You just did a z-test. Let’s run it in R to ensure we get the same numbers! Recall our data:
| Bag | Store | Weight |
|---|---|---|
| 1 | Wilsons | 201.067 |
| 2 | Wilsons | 191.670 |
| 3 | Myles | 194.584 |
| 4 | Myles | 191.286 |
| 5 | Colemans | 189.917 |
| 6 | Colemans | 194.987 |
The assumption is that we have randomly sampled. That is:
\(H_{0}: \mu = 200\);
and
\(H_{1}: \mu < 200\).
What would you conclude from the following output?
Step 5: Write up your results/conclusions
When interpreting this, we can say that the likelihood of getting our sample mean of 193.91 or lower is unlikely given a true null hypothesis that \(\mu=200\), z = -2.48, p = .0065. This is referred to as statistical significance.
8.3 Conclusion
A z-test is a statistical method used to determine if there is a significant difference between a sample mean and a known population mean assuming the population variance is known. It calculates a z-score, which measures how many standard deviations the sample mean is from the population mean. By comparing this z-score to a critical value from the standard normal distribution, researchers can determine whether the observed difference is statistically significant. These tests are commonly used in large-sample studies where population parameters are available.
Building your toolbox. After each analytic tool, we will begin to add to a table that provides brief details about the tool. You can then refer back to this at a later time when conducting your own research.
| Name | Uses | Number of IVs | Number of DVs | IV | DV | Assumptions | Hypotheses | Effect Size |
|---|---|---|---|---|---|---|---|---|
| z-test | Compare one group's mean to a population mean. | 0 (No IVs) | 1 | None or Categorical (e.g., Group) | Continuous | Normality, known population variance | Null: Mean of group equals population mean, Alternative: Mean of group differs from population mean | Cohen's d |
Practice Question
What’s the difference is the probability of sampling a single bag of chips weighting 190g in a sample versus getting a mean weight of 190g for 10 bags of chips? Why are they different? How to the distributions differ?

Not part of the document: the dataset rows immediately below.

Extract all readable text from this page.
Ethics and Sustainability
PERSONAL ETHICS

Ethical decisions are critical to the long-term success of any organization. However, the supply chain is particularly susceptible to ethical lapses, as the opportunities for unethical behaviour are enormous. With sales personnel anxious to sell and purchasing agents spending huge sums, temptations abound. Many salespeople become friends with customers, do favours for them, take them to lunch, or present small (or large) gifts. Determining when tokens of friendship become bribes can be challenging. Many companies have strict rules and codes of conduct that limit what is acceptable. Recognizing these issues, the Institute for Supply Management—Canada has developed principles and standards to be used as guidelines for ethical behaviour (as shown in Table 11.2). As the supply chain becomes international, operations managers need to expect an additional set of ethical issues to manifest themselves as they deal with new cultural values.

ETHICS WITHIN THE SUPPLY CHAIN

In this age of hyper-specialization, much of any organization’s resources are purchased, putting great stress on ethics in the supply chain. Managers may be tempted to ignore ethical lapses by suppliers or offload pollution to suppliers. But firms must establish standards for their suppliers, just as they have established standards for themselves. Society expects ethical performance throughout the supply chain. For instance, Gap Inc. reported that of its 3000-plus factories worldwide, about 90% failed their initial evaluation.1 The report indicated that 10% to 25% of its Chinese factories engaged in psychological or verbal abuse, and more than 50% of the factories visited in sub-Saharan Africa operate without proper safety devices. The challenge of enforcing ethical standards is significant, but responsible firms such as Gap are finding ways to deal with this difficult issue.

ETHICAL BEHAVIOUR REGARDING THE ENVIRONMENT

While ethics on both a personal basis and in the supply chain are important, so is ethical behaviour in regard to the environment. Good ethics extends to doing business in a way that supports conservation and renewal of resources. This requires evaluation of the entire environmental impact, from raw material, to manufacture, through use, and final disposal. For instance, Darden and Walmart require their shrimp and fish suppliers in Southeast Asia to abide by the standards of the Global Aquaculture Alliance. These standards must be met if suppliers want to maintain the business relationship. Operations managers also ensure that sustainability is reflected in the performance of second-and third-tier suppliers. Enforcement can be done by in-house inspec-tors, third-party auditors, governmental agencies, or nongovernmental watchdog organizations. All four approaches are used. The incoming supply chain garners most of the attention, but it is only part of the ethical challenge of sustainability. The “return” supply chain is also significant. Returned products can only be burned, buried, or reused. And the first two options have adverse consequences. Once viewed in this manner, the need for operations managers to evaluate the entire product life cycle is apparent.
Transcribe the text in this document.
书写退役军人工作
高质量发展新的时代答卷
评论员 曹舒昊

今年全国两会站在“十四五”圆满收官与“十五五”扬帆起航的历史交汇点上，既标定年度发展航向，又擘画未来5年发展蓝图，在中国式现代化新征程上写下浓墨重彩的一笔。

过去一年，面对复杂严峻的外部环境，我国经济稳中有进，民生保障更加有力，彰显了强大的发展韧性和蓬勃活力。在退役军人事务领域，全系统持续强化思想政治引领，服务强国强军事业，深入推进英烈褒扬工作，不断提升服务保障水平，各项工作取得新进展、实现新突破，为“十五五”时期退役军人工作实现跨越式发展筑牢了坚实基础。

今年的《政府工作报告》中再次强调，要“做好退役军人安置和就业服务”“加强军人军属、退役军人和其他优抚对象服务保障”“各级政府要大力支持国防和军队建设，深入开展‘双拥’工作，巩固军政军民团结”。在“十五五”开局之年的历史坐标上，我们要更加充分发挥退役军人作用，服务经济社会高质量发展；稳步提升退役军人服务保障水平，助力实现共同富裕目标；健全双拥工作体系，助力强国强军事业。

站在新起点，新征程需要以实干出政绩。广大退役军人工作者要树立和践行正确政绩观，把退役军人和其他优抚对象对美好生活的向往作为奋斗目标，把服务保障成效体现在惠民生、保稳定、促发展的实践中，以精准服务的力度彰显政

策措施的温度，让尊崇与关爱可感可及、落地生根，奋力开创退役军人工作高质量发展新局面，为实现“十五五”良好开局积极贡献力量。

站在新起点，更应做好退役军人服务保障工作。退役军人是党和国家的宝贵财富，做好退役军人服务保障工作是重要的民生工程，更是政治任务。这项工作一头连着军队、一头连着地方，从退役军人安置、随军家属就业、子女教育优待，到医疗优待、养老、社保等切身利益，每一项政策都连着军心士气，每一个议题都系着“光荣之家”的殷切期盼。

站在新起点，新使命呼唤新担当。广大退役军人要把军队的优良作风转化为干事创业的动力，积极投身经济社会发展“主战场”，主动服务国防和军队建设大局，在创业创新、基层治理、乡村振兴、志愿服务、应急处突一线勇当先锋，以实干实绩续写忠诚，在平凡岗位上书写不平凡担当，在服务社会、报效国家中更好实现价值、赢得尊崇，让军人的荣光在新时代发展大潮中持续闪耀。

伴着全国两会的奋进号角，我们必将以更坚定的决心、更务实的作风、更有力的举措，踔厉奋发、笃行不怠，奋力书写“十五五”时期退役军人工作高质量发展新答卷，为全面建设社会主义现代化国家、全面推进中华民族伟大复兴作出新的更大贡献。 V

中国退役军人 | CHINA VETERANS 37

What happens to the SD of the distribution of sample means as the sample size increases? Imagine drawing 100,000 bags of chips.
Suppose a university claims that the average score on a standardized test for psychology students is 75 with a standard deviation of 10. We collect a sample of 15 students’ test scores to see if the average score differs from 75. The following are the scores:
| Person | Score |
|---|---|
| 1 | 78 |
| 2 | 74 |
| 3 | 61 |
| 4 | 75 |
| 5 | 57 |
| 6 | 80 |
| 7 | 82 |
| 8 | 66 |
| 9 | 74 |
| 10 | 90 |
| 11 | 81 |
| 12 | 64 |
| 13 | 52 |
| 14 | 45 |
| 15 | 87 |
- What is the sample mean?
- Perform a one-sample z-test: Is the sample mean significantly different from the claimed population mean of 75? Use a population standard deviation of 10 and a significance level of 0.05.
- What is the z-score for this test?
- What is the p-value for the z-test? Does it allow us to reject the null hypothesis?